The last regatta before the war was held on Lake Mendota and featured a repeat win by Wallen. But another up-and-coming Delavan sailor by the name of Buddy Melges was pushing Wallen for the first four races. Going into the last race, Wallen and Cracker Jack had two firsts and two seconds, while Melges—sailing Moby Dick—had a first, a second, and two fourths. Wallen was already uncatchable in horserace, with Melges second, and Wallen led in points 114 to 109. Only a Melges win and a sixth  place finish (or worse) by Wallen would force a tie. As the race unfolded, the point became moot. Melges recalls that he was "winning by a country mile" when he hit a buoy and sailed home. Wallen won the race, and the regatta.



Though the next three regattas would be lost to World War II, initially the conflict did little to dampen enthusiasm for the Cub-boat fleets. In 1942, for example, Minnetonka registered fifty-three Cubs. Most other lakes had more modest fleets: Pewaukee's had grown to thirteen, White Bear had sixteen, and Pine Lake registered fewer than ten. Despite the hardships of the war, the youngsters carried the spirit of the ILYA to greater heights.



One solution to gas rationing, for instance, was found for the Cubs. When two nearby lakes would want to have a small regatta, host clubs would provide all the boats, and the young skippers and crews would be loaded onto buses and taken to the regatta site. Such a regatta was held in 1945 when Oconomowoc's Cub fleet sailed against Pine Lake. All the boats were local Pine Lake craft, and Coleman Norris won the three-race event over Pine's Beachy Brumder and Barbara Gallun. In Minnesota, White Bear Lake hosted Lake Minnetonka in a ten-boat team match in mid-August, while Lake Calhoun raced with Lakes Harriet and Minnetonka.

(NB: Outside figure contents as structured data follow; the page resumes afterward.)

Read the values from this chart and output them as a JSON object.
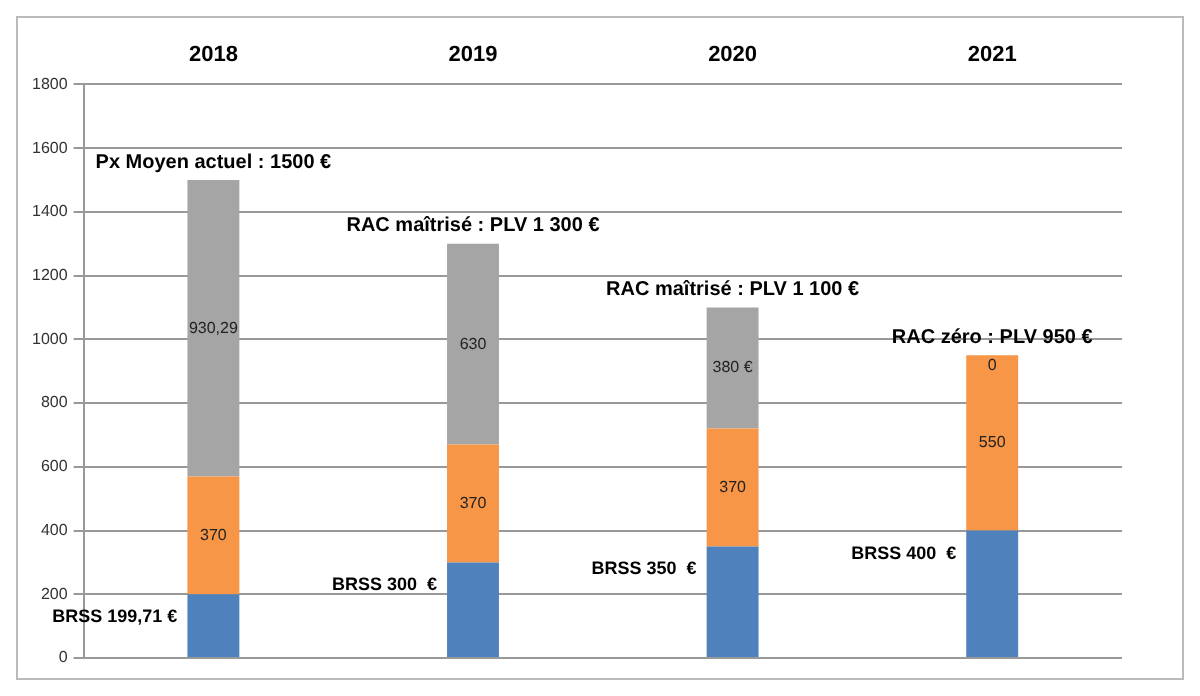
{
  "chart_data": {
    "type": "bar",
    "stacked": true,
    "categories": [
      "2018",
      "2019",
      "2020",
      "2021"
    ],
    "series": [
      {
        "color": "#4f81bd",
        "values": [
          199.71,
          300,
          350,
          400
        ]
      },
      {
        "color": "#f79646",
        "values": [
          370,
          370,
          370,
          550
        ],
        "value_labels": [
          "370",
          "370",
          "370",
          "550"
        ]
      },
      {
        "color": "#a5a5a5",
        "values": [
          930.29,
          630,
          380,
          0
        ],
        "value_labels": [
          "930,29",
          "630",
          "380 €",
          "0"
        ]
      }
    ],
    "ylim": [
      0,
      1800
    ],
    "yticks": [
      0,
      200,
      400,
      600,
      800,
      1000,
      1200,
      1400,
      1600,
      1800
    ],
    "grid": "y",
    "legend": false,
    "annotations": [
      {
        "text": "Px Moyen actuel : 1500 €",
        "x": "2018",
        "y": 1500
      },
      {
        "text": "RAC maîtrisé : PLV 1 300 €",
        "x": "2019",
        "y": 1300
      },
      {
        "text": "RAC maîtrisé : PLV 1 100 €",
        "x": "2020",
        "y": 1100
      },
      {
        "text": "RAC zéro : PLV 950 €",
        "x": "2021",
        "y": 950
      },
      {
        "text": "BRSS 199,71 €",
        "x": "2018",
        "y": 199.71
      },
      {
        "text": "BRSS 300  €",
        "x": "2019",
        "y": 300
      },
      {
        "text": "BRSS 350  €",
        "x": "2020",
        "y": 350
      },
      {
        "text": "BRSS 400  €",
        "x": "2021",
        "y": 400
      }
    ]
  }
}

By 1945, activity in all the fleets suffered the effects of the war, and by war's end the Cub boats often represented the most active fleets at the local clubs. The twenty-five Cubs on White Bear Lake represented the largest Cub fleet in the club's history. On Minnetonka, the sixteen Cubs outnumbered any other fleet.



On some lakes, young sailors achieved remarkable dominance over the competition. At Neenah-Nodaway, John R. "Bob" Kimberly Jr. scored 323 out of a possible 360 over the summer. Now sailing on Lake Geneva, a maturing Buddy Melges and Moby Dick won every trophy possible, winning every race except those he missed while attending—and winning—the Milwaukee Journal Regatta. Fritz Mueller won the Cedar Lake Cub championship, a feat matched on other home lakes by Helen Hildebrandt of Pewaukee, Barbara Gallun of Pine, and John and Jerry Frautschi of Lake Mendota.



After the war, the Cub fleet resumed its remarkable growth. The first postwar regatta, in 1946, was held at Delavan and boasted a fleet of about seventy-five boats. One of the competitors was young William Freytag, sailing Buddy Melges's old Cub boat, a 1942 Palmer. The boat had an inboard rudder shaped and mounted like the old C-boat rudders. It had several other features that were quite modern by today's standards, including a rotating mast and a loose-footed jib. This odd sail, which was the first loose-footed jib, says Freytag, was colored blue and was very fast. And, as with most design innovations that prove to be faster than the competition, it was suspect. Freytag remembers that during the regatta "somebody outlawed it, although there was no rule against it." So that night, Buddy Melges sewed a jibboom on it, and, Freytag says, "It never went again." 



Freytag's welcome to the Cub championship wasn't as positive as one might expect, but it pales in comparison to the experience of one Pine Lake crew. Freytag recalls the incident from that 1946 championship: "One of the Gallun girls—it must have been Barbie—was getting very good, and she had an old wooden Johnson and won a race, and the next day she went very slow. After the race, she found that somebody had nailed tin cans—eight or ten tin cans—to the bottom of her boat."